The notice dated 6-8-1979, which is the document No. 16 shows that till that date according to the defendant the plaintiff owed to him Rs. 39,003.22. Till this date therefore, the defendant had not adjusted the amount of Rs. 30,000/- towards the dues recoverable from the plaintiff. The original claim of the plaintiff has obviously nothing to do with the claim on account of this deposit of Rs. 30,000/-. Apparently the agency of the plaintiff was not terminated till the date of the institution of the suit. Consequently there was no question of claiming back the refund of deposit of Rs. 30,000. The return of deposit and interest thereon are two distinct claims. The plaintiff determined the agreement of agency vide notice dated 21-7-1981. The defendant vide his reply dated 31-7-81 informed the plaintiff that he owes Rs. 39,003.22 to the defendant and adjusting the deposit of Rs. 30,000/-, he has to recover from him Rs. 9360.65. Thus on 3-12-1980 there was no cause of action to recover the deposit or to file suit for recovery of the same.

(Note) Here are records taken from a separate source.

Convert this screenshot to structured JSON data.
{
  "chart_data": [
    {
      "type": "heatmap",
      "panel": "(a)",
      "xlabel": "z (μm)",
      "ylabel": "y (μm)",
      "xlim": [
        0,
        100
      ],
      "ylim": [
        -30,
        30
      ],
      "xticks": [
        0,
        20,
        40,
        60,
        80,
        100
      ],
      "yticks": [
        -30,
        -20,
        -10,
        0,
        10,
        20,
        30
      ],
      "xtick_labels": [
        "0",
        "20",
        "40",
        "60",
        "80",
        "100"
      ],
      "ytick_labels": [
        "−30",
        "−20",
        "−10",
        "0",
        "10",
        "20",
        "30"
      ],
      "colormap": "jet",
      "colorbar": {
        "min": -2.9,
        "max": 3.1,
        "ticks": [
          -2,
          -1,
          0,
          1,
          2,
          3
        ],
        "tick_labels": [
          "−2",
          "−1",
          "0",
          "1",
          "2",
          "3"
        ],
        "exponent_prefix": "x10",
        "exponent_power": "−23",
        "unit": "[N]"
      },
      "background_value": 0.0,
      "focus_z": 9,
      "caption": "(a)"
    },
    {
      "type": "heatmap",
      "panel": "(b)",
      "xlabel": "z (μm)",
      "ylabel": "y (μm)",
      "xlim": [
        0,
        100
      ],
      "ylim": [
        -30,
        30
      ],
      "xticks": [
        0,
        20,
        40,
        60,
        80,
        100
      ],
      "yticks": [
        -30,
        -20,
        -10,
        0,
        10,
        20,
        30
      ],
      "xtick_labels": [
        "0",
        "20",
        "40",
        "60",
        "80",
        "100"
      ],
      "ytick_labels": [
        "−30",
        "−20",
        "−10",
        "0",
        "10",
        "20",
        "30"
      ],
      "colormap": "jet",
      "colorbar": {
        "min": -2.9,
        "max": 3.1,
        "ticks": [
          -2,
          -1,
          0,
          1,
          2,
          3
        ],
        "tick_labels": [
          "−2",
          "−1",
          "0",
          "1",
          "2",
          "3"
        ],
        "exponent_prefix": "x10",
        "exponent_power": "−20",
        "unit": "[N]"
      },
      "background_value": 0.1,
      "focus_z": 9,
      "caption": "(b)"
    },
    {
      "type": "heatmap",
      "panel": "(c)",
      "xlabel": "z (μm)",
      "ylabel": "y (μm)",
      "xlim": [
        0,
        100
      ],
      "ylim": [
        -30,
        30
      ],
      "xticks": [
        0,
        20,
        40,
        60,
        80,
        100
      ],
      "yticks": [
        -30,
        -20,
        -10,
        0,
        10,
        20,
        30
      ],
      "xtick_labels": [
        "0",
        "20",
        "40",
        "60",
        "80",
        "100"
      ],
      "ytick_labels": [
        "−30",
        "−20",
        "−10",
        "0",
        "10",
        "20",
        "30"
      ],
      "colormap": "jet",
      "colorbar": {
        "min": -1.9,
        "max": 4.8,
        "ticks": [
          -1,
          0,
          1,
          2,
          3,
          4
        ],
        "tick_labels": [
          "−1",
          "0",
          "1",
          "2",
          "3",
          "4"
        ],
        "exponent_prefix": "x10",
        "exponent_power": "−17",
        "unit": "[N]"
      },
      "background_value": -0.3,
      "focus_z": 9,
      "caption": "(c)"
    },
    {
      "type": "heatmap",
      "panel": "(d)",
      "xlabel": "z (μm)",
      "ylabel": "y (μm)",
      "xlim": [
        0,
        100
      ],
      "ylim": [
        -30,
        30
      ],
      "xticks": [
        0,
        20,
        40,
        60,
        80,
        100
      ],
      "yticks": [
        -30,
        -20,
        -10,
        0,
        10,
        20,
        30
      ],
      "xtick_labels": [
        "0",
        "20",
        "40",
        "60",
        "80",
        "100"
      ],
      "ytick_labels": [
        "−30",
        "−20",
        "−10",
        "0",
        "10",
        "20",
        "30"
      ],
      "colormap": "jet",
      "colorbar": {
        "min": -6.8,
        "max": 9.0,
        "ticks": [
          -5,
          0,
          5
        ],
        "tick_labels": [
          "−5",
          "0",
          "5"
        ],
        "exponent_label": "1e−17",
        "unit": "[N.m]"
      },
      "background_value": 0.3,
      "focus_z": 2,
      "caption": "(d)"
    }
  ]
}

Thus the cause of action for recovery of the deposit is distinct from the claim made initially in the suit by the plaintiff. I, therefore, concur in the findings arrived at by the lower Court that the cause of action for recovery of deposit is distinct from the claim made in the suit. None of the tests laid down by the Privy Council in the decision cited supra, are applicable in this case and hence I hold that the provisions of O.2, Rule 2, C. P. C. are not applicable to the facts in this case. I also hold the view that Order 2, Rule 2, operates as a bar to subsequent suit and does not bar pleas in defence. The order dated 31-7-1982 passed by the learned trial Court rejecting the application of the defendant under Order 2, Rule 2, read with Order 8, Rule 9, C. P. C. on Ex.19 dt. 23-11-1981 is perfectly just and-does not suffer from any infirmity and hence it is hereby confirmed. 11. The result is that this revision application deserves to be dismissed and it is hereby dismissed. However, in the facts and circumstances of this case, there will be no order as to costs. Revision dismissed.